Reporter: Dea Chadiza Syafina | Editor: Djumyati P.
JAKARTA. Rancangan Undang-Undang Keamanan Nasional yang diajukan pemerintah kepada Dewan Perwakilan Rakyat menuai polemik karena dinilai justru membahayakan demokrasi. Menurut anggota Komisi III DPR Fraksi PKS, Aboe Bakar Al Habsy, lebih baik pembahasan RUU Kamnas itu dibatalkan.
Menurut Ketua Dewan Pimpinan Pusat PKS ini, banyak persoalan yang timbul dari konten RUU Kamnas. Pasal-pasal di dalamnya dinilai membahayakan demokrasi, lebih bernuansa sekuritas dan berpotensi memberangus kebebasan pers.
"Saya perhatikan banyak aspirasi dari masyarakat, pakar, insan pers, dan LSM yang berkeberatan dengan lahirnya RUU Kamnas, lebih baik bila pembahasannya dibatalkan saja," ujar Aboe Bakar dalam rilis yang diterima, Kamis (4/10).
Aboe Bakar mencontohkan, dalam RUU Kamnas ini ada pasal yang menyebutkan bahwa pemogokan massal, diskonsepsional legislasi, dan ideologi menjadi bagian dari ancaman tidak bersenjata. Menurutnya, hal ini justru membahayakan iklim demokrasi di Indonesia. "Kesan yang timbul kita akan kembali ke masa lalu, padahal cost sosial dan politik di tahun 1998 sangat besar," katanya.
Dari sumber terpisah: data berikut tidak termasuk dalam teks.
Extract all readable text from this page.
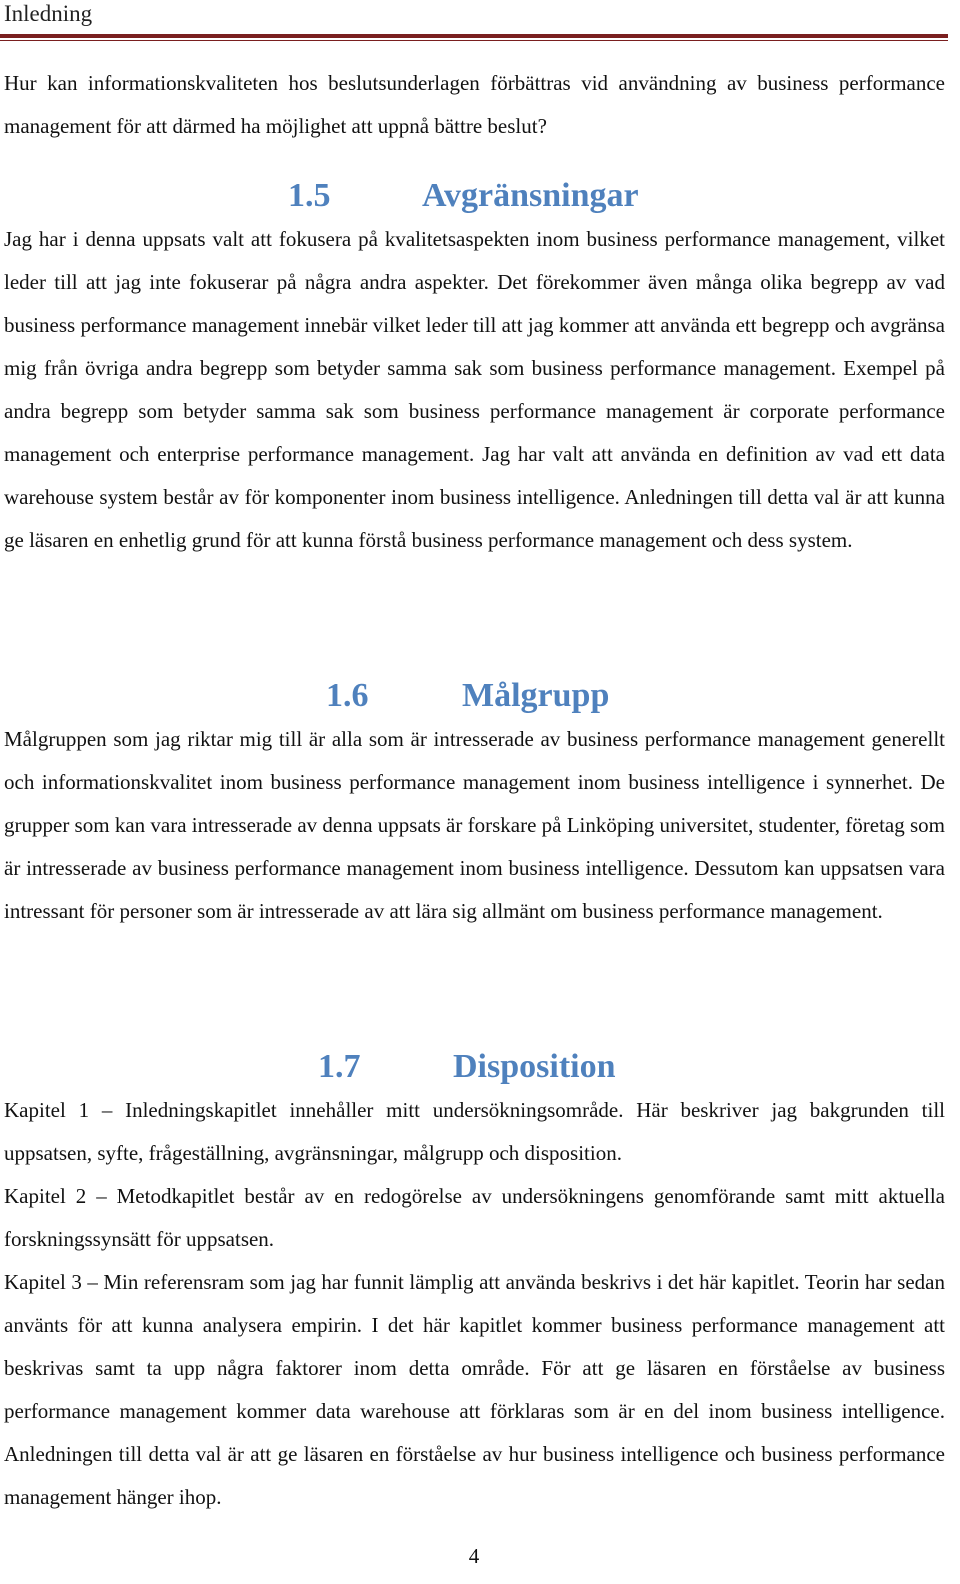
Inledning
Hur kan informationskvaliteten hos beslutsunderlagen förbättras vid användning av business performance management för att därmed ha möjlighet att uppnå bättre beslut?
1.5	Avgränsningar
Jag har i denna uppsats valt att fokusera på kvalitetsaspekten inom business performance management, vilket leder till att jag inte fokuserar på några andra aspekter. Det förekommer även många olika begrepp av vad business performance management innebär vilket leder till att jag kommer att använda ett begrepp och avgränsa mig från övriga andra begrepp som betyder samma sak som business performance management. Exempel på andra begrepp som betyder samma sak som business performance management är corporate performance management och enterprise performance management. Jag har valt att använda en definition av vad ett data warehouse system består av för komponenter inom business intelligence. Anledningen till detta val är att kunna ge läsaren en enhetlig grund för att kunna förstå business performance management och dess system.
1.6	Målgrupp
Målgruppen som jag riktar mig till är alla som är intresserade av business performance management generellt och informationskvalitet inom business performance management inom business intelligence i synnerhet. De grupper som kan vara intresserade av denna uppsats är forskare på Linköping universitet, studenter, företag som är intresserade av business performance management inom business intelligence. Dessutom kan uppsatsen vara intressant för personer som är intresserade av att lära sig allmänt om business performance management.
1.7	Disposition

Kapitel 1 – Inledningskapitlet innehåller mitt undersökningsområde. Här beskriver jag bakgrunden till uppsatsen, syfte, frågeställning, avgränsningar, målgrupp och disposition.

Kapitel 2 – Metodkapitlet består av en redogörelse av undersökningens genomförande samt mitt aktuella forskningssynsätt för uppsatsen.

Kapitel 3 – Min referensram som jag har funnit lämplig att använda beskrivs i det här kapitlet. Teorin har sedan använts för att kunna analysera empirin. I det här kapitlet kommer business performance management att beskrivas samt ta upp några faktorer inom detta område. För att ge läsaren en förståelse av business performance management kommer data warehouse att förklaras som är en del inom business intelligence. Anledningen till detta val är att ge läsaren en förståelse av hur business intelligence och business performance management hänger ihop.

4
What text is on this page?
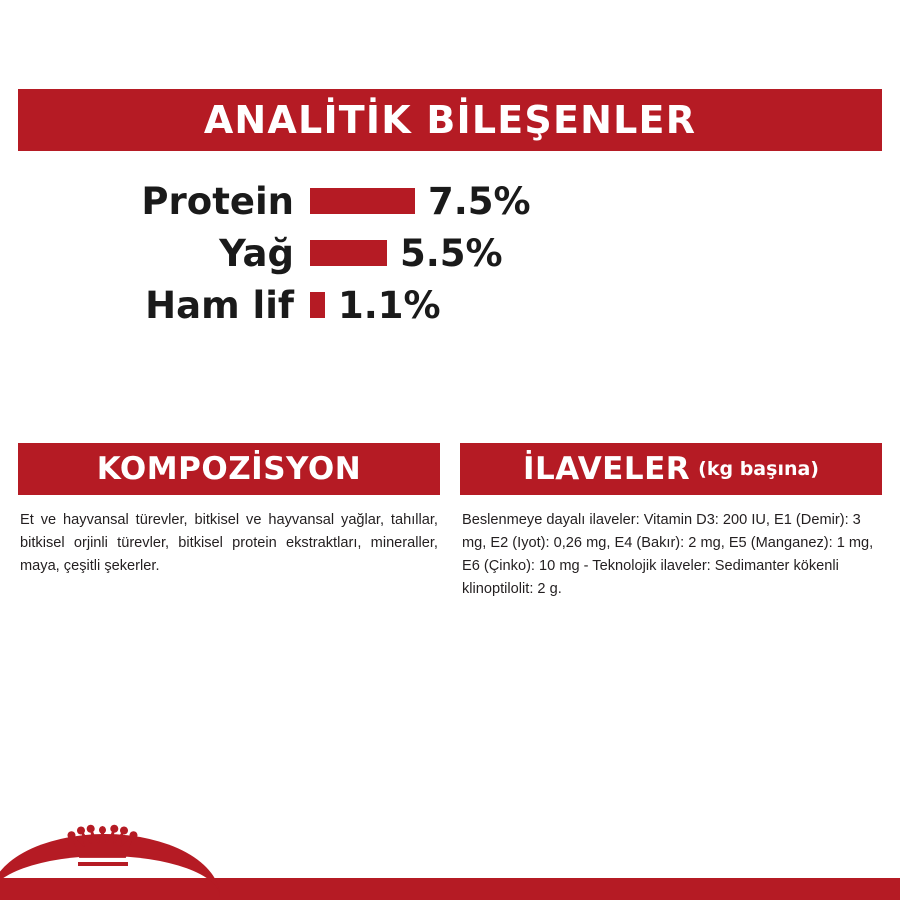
ANALİTİK BİLEŞENLER
Protein	7.5%
Yağ	5.5%
Ham lif	1.1%
KOMPOZİSYON
Et ve hayvansal türevler, bitkisel ve hayvansal yağlar, tahıllar, bitkisel orjinli türevler, bitkisel protein ekstraktları, mineraller, maya, çeşitli şekerler.
İLAVELER (kg başına)
Beslenmeye dayalı ilaveler: Vitamin D3: 200 IU, E1 (Demir): 3 mg, E2 (Iyot): 0,26 mg, E4 (Bakır): 2 mg, E5 (Manganez): 1 mg, E6 (Çinko): 10 mg - Teknolojik ilaveler: Sedimanter kökenli klinoptilolit: 2 g.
Anggota Panitia Khusus RUU Kamnas ini menambahkan, para pelaku media juga akan berpotensi menjadi sasaran objek ancaman RUU Kamnas. Sebab, ketika wartawan yang memiliki kedekatan tinggi dengan narasumber bisa dijerat dengan UU ini.
"Pada persoalan penegakan hukum akan berpotensi terjadi overlapping kewenangan antara TNI dan Polri. Kuatnya sekuritisasi Kamnas yang mengembalikan peran dan kewenangan militer pada orde baru, seperti kewenangan menangkap, menyadap dan lain sebagainya," ungkapnya.
Selain itu, menurut Aboe Bakar, banyak area abu-abu dalam RUU Kamnas. Akibatnya bisa berpotensi mengakibatkan abuse of power dalam penegakan hukum. Penerjemah atas adanya bahaya atau ancaman terhadap keamanan nasional akan bersifat sangat subjektif, tergantung siapa yang berkuasa.
"Saya rasa UU Nomor 3 Tahun 2002 sudah cukup untuk mengatur persoalan pertahanan negara. UU yang ada tersebut lebih berperspektif demokrasi, dan lebih menghargai hak asasi manusia. Oleh karenanya belum ada kebutuhan yang mendesak guna perumusan RUU Keamanan Nasional," tegas Aboe Bakar.